Thomas A. Piraino, Jr.*
 

In 2006, the Supreme Court, in Dagher v. Saudi Refining Co., 547 U.S. 1 (2006), concluded that the per se rule should not apply to internal decisions of a legitimate joint venture.  The Court’s decision in Dagher changed the judicial landscape for price fixing and other similar joint venture conduct.  Prior to Dagher, the parties to a joint venture could have been found liable under the per se rule simply for entering into an agreement affecting the prices of joint venture products.  After Dagher, joint venture partners will be able to defend the reasonableness of such arrangements under the rule of reason.  Dagher’s influence, however, is likely to extend beyond its denial of a per se approach to joint venture price fixing arrangements.  The Dagher decision included broad dicta that may form the basis for an entirely new way of analyzing the legality of joint ventures themselves and of the various types of competitive conduct pursued by joint ventures and their partners.

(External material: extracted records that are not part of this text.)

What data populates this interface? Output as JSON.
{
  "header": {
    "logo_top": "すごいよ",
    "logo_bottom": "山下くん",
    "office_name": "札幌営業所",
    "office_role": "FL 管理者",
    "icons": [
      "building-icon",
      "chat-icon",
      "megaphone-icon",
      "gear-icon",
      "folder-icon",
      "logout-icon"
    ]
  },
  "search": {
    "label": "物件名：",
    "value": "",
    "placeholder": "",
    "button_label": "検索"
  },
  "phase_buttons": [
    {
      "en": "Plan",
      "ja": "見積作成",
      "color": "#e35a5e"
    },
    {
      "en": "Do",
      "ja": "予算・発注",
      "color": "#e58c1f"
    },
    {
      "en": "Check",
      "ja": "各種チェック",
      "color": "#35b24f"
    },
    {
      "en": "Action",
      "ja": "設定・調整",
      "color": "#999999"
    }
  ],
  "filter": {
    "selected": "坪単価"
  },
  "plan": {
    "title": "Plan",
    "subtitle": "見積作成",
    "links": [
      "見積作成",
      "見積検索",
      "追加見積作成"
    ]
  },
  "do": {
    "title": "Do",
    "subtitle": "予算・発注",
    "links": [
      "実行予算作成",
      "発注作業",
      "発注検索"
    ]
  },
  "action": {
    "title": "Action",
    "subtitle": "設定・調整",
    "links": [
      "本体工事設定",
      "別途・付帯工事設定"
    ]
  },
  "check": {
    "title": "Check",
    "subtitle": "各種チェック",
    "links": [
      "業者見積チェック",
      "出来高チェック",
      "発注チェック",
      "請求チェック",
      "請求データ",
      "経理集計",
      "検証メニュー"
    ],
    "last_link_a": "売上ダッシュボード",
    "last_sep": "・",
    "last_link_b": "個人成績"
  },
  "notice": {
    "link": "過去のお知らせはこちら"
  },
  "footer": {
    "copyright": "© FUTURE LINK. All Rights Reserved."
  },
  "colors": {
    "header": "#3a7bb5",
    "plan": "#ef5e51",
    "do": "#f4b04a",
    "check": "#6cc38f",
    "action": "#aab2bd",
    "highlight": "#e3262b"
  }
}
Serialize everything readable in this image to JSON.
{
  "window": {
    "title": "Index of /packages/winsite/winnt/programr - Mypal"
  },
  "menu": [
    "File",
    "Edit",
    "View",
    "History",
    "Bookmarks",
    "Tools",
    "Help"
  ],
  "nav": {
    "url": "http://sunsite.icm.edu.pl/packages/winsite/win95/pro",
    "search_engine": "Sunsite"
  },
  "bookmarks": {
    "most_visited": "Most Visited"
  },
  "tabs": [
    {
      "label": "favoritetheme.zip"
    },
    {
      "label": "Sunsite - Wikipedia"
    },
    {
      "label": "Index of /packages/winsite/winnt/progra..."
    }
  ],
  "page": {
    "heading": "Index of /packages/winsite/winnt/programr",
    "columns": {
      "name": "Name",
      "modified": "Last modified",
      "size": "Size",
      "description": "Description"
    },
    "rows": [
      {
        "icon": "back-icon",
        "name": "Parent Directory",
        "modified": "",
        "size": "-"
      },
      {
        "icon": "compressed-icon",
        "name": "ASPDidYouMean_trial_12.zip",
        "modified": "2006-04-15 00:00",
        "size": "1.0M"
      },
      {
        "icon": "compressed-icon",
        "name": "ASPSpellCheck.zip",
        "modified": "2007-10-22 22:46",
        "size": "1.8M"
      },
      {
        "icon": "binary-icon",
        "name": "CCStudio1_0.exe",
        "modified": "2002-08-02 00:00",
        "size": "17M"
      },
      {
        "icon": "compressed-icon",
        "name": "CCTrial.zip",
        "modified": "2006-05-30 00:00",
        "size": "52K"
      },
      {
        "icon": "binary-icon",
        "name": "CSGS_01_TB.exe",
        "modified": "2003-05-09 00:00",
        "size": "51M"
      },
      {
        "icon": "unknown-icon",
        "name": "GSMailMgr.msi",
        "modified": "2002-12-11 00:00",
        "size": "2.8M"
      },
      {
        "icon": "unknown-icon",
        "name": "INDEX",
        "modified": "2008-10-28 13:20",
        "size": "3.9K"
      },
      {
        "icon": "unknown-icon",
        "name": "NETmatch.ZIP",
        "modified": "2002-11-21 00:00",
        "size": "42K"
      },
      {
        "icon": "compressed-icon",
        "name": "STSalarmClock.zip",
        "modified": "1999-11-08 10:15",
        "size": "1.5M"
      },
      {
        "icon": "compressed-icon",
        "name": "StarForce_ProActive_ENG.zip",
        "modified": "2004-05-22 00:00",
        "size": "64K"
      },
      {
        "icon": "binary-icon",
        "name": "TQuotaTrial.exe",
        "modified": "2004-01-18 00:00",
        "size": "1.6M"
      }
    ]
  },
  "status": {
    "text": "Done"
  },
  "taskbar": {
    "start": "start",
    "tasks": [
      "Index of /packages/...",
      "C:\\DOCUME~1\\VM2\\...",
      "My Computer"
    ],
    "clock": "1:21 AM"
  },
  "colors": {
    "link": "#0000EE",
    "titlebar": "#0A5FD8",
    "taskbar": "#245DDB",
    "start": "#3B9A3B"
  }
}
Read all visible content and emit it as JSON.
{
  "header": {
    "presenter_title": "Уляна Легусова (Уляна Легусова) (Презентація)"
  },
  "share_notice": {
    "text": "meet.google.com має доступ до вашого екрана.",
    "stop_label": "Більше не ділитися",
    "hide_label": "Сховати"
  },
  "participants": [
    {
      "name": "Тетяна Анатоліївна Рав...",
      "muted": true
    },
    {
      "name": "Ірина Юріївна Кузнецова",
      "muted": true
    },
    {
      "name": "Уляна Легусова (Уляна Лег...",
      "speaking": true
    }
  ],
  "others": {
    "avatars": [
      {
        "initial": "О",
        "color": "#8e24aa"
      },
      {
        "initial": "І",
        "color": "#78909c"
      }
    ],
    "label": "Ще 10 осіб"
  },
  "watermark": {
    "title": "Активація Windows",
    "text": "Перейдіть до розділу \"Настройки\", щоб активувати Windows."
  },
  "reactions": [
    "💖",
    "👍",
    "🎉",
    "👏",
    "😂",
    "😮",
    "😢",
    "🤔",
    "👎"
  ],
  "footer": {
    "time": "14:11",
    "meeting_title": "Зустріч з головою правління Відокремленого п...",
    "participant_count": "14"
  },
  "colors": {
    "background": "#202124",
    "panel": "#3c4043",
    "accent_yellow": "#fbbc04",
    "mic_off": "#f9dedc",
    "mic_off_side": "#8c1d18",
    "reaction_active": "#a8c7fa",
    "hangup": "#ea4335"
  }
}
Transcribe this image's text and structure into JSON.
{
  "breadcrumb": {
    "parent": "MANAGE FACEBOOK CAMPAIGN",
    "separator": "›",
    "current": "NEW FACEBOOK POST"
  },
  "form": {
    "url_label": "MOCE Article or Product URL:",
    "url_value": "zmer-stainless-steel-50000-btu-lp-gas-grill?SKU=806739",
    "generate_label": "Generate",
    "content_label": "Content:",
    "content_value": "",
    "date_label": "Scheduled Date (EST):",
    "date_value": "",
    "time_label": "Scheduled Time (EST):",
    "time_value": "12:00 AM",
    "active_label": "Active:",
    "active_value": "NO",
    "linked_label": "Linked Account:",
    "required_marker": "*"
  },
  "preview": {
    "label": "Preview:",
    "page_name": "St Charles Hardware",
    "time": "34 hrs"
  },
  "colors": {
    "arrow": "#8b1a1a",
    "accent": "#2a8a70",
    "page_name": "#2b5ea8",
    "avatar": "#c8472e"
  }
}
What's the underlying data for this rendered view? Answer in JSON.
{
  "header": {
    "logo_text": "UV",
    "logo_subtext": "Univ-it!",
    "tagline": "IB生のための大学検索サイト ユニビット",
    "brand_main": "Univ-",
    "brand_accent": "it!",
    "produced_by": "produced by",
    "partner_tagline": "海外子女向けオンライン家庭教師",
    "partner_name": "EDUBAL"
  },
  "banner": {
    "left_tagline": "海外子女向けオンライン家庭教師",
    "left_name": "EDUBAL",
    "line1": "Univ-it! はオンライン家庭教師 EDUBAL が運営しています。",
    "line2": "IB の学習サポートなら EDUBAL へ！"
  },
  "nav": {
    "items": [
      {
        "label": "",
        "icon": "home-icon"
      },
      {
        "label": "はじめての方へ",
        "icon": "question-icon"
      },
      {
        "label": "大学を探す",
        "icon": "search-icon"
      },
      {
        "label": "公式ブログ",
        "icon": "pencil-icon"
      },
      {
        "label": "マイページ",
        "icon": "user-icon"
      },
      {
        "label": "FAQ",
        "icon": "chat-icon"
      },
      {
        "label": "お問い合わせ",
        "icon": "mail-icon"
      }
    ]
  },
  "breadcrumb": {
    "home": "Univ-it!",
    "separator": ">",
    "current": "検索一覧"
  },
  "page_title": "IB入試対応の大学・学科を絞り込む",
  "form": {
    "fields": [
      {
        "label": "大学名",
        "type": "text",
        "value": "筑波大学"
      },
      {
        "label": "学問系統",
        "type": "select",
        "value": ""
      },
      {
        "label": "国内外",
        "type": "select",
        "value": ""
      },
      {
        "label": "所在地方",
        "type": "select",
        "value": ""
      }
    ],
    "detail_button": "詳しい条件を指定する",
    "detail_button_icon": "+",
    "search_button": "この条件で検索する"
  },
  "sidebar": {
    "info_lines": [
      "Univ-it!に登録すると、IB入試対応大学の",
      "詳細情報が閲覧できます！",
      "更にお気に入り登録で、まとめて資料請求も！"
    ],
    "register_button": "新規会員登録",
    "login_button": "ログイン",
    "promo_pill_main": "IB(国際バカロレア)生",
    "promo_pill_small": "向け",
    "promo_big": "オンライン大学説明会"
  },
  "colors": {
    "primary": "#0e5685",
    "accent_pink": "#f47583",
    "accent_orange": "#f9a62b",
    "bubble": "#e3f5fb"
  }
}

This Article explains why a comprehensive new approach to joint ventures is necessary and proposes a means by which the federal courts and antitrust enforcement agencies can build on Dagher to implement such an approach.

* Vice President, General Counsel, and Secretary, Parker-Hannifin Corporation, Cleveland, Ohio.  Distinguished Adjunct Lecturer, Case Western Reserve University School of Law.